ところで、連絡があったということは、もう手抜かり無しってことだね。
こっちの作業に入らせてもらうよ。
あ、そうそう、歳いくつだっけ?」
「あ~25歳くらいでいいんじゃないかな。
大体でいいよ。
見た目変わっても、中身変わんないから。
あ、それと、今回の依頼は失敗。」
それだけ言って、通話を切った。
何か、切り際に聞こえた気もするけど、大したことは言ってないだろう。
さて、前に買った服は、全て意味なかったなー。
と思いながら、今回は服買わなくて済みそうだし良いか・・と気持ちを切り替えた。
あ、でも、パンツ・・合うかな~。
これだけは譲れないからな。
とりあえず、この間買ったものを履いてみてから考えよう。
事務所に向かおうと、しばらく歩いていると目の前に、例のコーヒーショップが目に入る。
あ!!これひょっとしていけるんじゃね。
颯爽と店内に入り、カウンターへ向かう。
笑顔の店員に向かって一気に
「トールソイオールミルクアドリストレットショットチョコレートソースアドホイップフルリーフ・・・・」
と、言い切った。
俺は、さぞかし満足げな顔をしていただろう。
ただ・・なんだこの違和感。
注文を笑顔で復唱する店員を眺めていたのだが・・・
スッと申し訳程度に手を挙げて会計を止めると、
「ゴメン・・やっぱり今日のコーヒーにして。」
復唱した店員に謝って、”今日のコーヒー ”を受け取ると、定番の外が見える席に座った。
やっぱり俺は・・これが一番だ・・。
俺は、俺だ・・。
俺が好きなのは、”今日のコーヒー”。
外を眺めながら、ゆっくりコーヒを飲んでいると、目の前の光景に目を奪われた。
正確には、光景ではなく一人の女性。
瞬きもできないとは、このことだ。
別に派手な格好をしているわけでもない、奇異な行動をとっているわけでもない。
控えめな格好で普通に歩いているだけだ。
ただ、どうしてもその姿から目が離せなかった。
それが、”大桃桜子 ”その人だったから。
見た感じ元気そうだ。
あの、様子なら依存症から抜け出たのだろうか。
いや、まだ大事な時かもしれない。
いろいろ思いは廻った。
俺が彼女に会いに行くことはできないし、帰らなかったのだからきっと彼女も会いたいとは思っていないのだろう。

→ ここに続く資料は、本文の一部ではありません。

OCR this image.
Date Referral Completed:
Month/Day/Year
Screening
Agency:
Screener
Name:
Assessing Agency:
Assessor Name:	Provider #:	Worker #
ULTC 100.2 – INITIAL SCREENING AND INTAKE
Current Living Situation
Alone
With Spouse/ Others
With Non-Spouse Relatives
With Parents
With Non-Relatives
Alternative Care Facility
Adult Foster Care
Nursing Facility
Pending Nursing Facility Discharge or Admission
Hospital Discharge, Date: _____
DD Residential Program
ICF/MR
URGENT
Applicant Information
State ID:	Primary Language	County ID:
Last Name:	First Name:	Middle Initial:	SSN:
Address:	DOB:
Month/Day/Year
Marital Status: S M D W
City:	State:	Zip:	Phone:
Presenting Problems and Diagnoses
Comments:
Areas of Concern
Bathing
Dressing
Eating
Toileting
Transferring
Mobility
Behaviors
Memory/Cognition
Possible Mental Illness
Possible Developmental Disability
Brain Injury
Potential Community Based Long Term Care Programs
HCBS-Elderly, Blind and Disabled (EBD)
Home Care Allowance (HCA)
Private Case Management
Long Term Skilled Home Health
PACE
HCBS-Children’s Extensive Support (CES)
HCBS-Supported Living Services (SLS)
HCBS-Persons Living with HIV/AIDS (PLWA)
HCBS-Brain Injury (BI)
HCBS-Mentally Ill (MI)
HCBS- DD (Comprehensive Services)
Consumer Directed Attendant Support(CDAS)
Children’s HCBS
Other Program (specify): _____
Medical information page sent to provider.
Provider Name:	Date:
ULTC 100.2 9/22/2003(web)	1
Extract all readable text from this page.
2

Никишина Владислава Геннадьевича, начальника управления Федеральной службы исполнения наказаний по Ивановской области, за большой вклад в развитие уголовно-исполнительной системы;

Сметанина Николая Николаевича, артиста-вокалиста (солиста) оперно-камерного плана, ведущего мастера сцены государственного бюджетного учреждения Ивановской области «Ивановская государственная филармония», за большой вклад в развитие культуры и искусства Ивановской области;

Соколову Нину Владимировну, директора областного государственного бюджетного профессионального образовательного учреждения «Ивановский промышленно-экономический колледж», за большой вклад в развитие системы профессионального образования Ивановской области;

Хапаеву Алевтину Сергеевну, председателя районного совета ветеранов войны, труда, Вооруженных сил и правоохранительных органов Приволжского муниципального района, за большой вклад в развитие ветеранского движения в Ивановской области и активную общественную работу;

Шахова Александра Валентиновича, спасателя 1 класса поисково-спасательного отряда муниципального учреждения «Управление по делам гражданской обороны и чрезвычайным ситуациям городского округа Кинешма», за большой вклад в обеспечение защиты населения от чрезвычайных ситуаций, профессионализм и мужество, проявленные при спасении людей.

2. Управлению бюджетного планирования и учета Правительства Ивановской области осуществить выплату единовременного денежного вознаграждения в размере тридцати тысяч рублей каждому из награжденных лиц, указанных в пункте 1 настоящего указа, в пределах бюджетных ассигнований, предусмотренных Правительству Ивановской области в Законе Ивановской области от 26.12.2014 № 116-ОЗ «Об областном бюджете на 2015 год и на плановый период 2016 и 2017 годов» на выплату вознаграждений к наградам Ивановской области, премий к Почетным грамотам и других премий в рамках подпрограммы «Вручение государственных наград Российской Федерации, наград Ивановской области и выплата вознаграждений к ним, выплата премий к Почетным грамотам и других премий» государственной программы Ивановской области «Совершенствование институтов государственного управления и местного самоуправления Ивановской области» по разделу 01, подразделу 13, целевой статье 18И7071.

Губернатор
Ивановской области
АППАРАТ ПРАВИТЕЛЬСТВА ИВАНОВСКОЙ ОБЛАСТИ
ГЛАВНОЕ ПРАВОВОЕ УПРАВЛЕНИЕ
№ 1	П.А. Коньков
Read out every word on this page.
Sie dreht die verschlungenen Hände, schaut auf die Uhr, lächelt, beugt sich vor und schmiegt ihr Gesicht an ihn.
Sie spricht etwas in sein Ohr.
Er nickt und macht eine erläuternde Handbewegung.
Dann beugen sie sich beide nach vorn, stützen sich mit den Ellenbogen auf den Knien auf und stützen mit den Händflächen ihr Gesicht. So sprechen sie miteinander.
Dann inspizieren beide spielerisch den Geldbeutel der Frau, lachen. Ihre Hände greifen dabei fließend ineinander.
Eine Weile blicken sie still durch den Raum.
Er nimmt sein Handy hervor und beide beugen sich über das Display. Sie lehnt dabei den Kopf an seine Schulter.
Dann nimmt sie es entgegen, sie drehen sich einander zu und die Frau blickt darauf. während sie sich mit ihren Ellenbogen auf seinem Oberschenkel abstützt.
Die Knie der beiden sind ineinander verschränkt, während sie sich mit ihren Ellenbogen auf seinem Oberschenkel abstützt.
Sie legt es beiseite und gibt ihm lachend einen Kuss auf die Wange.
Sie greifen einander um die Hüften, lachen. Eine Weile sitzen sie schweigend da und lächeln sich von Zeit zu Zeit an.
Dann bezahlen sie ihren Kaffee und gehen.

ただ、この身体の持ち主の記憶に強く残るこの女性が、元気だと知れて良かった。
しばらく眺めていたが、彼女は、こちらに気づくこともなく何事もなかったように行ってしまった。
コーヒーを飲み終え立ち上がると、再び事務所に向かって歩き始めた。
彼女が笑顔だったという土産話を持って。